Should I set a shorter Max-Age
parameter on the cookies?#
The Max-Age
or Expires
cookie parameters only control whether the browser sends the value to the server. Since a refresh token represents the long-lived authentication session of the user on that browser, setting a short Max-Age
or Expires
parameter on the cookies only results in a degraded user experience.
The only way to ensure that a user has logged out or their session has ended is to get the user's details with getUser()
.
What should I use for the SameSite
property?#
Make sure you understand the behavior of the property in different situations as some properties can degrade the user experience.
A good default is to use Lax
which sends cookies when users are navigating to your site. Cookies typically require the Secure
attribute, which only sends them over HTTPS. However, this can be a problem when developing on localhost
.
Can I use server-side rendering with a CDN or cache?#
Yes, but you need to be careful to include at least the refresh token cookie value in the cache key. Otherwise you may be accidentally serving pages with data belonging to different users!

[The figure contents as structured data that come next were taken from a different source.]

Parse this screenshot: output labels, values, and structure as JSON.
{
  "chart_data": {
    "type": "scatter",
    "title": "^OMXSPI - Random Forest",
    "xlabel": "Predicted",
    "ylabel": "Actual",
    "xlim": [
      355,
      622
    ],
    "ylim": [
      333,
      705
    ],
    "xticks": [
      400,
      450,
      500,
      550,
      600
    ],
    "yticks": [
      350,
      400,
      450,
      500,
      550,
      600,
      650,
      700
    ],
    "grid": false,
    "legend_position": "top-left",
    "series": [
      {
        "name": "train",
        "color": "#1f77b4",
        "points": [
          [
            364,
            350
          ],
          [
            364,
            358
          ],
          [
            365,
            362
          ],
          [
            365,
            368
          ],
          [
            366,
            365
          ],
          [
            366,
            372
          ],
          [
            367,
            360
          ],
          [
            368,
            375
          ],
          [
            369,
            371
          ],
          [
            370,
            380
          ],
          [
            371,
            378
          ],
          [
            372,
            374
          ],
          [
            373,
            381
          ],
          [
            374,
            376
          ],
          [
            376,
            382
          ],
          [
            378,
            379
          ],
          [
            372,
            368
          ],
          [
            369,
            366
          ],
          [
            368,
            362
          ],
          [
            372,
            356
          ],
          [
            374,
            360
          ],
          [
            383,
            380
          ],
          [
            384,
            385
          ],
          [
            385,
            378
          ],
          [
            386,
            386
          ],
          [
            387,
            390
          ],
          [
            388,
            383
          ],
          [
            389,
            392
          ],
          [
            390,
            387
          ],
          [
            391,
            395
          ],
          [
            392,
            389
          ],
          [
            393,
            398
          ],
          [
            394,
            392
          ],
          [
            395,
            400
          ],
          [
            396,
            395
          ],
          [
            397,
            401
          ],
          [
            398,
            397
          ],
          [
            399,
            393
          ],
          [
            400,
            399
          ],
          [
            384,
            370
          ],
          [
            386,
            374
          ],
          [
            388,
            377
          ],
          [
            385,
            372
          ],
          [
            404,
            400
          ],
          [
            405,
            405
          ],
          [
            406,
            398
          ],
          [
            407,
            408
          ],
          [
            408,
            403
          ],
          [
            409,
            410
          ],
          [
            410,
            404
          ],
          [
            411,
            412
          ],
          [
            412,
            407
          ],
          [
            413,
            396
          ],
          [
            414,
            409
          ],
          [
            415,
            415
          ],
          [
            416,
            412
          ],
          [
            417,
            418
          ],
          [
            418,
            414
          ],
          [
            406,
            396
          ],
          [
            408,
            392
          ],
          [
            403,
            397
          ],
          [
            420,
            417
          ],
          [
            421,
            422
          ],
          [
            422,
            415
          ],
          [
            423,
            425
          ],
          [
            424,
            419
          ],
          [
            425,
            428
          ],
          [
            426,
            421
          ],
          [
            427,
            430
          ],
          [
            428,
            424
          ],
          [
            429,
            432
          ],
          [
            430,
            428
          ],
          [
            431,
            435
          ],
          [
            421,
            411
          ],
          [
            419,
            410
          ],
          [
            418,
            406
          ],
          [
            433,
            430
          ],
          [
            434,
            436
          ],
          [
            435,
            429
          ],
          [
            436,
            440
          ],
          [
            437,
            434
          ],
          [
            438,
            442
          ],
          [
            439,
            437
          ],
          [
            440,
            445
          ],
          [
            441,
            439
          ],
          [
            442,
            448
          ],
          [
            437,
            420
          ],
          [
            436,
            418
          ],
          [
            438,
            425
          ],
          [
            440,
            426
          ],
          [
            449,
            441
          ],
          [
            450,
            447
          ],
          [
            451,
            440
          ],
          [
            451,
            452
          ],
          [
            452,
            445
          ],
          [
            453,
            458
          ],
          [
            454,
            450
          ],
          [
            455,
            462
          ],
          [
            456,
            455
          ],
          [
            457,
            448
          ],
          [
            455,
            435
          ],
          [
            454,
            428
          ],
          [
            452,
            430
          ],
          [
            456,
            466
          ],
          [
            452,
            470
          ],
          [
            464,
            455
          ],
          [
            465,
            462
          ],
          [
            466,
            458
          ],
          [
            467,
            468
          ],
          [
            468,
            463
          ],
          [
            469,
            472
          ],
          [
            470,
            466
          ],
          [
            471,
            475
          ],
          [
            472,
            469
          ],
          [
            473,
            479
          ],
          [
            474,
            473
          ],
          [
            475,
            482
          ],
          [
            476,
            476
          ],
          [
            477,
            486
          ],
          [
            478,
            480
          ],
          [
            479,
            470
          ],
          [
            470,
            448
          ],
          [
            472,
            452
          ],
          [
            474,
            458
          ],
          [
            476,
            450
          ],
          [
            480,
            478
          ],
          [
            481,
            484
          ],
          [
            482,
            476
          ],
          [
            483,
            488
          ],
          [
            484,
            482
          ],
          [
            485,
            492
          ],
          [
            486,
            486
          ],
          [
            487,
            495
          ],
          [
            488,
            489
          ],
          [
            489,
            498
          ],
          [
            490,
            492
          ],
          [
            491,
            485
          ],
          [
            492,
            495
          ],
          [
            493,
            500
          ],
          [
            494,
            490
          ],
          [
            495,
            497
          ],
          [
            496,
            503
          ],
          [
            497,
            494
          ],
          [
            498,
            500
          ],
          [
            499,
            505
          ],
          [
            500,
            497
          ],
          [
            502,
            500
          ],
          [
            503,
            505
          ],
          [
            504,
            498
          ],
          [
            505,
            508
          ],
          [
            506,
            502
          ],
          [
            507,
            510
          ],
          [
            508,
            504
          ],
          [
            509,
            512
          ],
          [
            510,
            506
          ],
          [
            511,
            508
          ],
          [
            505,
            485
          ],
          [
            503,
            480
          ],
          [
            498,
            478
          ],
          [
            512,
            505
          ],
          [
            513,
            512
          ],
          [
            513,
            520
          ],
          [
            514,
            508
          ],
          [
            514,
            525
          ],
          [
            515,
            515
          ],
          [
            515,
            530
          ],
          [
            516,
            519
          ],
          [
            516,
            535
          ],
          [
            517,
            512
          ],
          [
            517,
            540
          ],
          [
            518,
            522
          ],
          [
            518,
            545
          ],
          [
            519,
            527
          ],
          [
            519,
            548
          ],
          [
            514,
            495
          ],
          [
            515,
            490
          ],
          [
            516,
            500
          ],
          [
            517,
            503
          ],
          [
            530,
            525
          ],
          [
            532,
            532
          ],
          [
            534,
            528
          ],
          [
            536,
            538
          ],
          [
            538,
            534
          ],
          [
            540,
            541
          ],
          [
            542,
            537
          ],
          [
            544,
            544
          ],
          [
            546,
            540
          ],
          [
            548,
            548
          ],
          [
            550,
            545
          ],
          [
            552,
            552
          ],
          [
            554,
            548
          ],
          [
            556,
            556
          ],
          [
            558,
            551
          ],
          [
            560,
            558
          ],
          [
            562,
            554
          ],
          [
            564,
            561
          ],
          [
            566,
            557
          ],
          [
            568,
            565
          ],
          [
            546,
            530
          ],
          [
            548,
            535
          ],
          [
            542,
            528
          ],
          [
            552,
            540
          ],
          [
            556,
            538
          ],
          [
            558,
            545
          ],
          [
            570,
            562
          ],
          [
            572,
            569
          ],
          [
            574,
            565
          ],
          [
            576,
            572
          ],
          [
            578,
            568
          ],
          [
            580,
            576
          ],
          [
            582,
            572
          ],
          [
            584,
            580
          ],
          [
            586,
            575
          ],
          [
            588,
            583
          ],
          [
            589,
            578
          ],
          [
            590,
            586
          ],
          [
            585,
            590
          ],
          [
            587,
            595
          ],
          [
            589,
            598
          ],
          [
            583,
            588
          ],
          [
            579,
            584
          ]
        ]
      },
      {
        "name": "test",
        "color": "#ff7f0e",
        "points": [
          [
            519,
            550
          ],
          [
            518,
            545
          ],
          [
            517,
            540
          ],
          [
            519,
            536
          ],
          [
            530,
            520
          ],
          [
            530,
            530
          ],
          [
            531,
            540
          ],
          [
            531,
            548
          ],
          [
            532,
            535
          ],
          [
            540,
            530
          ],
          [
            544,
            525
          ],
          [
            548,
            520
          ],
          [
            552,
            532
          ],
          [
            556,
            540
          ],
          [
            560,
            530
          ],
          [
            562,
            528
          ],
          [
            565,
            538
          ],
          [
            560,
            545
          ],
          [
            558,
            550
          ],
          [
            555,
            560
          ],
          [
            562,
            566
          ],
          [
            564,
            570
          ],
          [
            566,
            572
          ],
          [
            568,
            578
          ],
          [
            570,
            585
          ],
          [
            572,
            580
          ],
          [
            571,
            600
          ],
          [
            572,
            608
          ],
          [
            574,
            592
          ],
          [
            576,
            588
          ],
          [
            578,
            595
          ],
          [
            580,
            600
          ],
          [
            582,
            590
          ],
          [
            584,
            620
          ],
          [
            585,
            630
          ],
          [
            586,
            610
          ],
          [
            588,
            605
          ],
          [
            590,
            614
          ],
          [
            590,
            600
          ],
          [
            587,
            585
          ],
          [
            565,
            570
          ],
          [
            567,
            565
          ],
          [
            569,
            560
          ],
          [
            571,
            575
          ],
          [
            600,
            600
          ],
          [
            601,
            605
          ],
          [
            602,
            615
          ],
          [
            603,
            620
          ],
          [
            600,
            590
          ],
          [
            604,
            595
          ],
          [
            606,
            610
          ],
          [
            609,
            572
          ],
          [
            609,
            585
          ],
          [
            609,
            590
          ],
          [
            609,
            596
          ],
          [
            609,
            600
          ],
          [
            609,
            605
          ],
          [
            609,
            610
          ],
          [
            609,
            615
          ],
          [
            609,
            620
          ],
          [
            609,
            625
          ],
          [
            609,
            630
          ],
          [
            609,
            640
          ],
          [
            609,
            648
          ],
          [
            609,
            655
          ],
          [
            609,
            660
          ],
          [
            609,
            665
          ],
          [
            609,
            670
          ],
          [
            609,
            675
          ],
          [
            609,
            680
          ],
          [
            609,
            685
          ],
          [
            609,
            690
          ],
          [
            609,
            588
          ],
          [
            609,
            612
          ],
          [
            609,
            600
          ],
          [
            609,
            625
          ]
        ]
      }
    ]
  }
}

Also be sure you set proper cache control headers. We recommend invalidating cache keys every hour or less.
Which authentication flows have PKCE support?#
At present, PKCE is supported on the Magic Link, OAuth, Sign Up, and Password Recovery routes. These correspond to the signInWithOtp
, signInWithOAuth
, signUp
, and resetPasswordForEmail
methods on the Supabase client library. When using PKCE with Phone and Email OTPs, there is no behavior change with respect to the implicit flow - an access token will be returned in the body when a request is successful.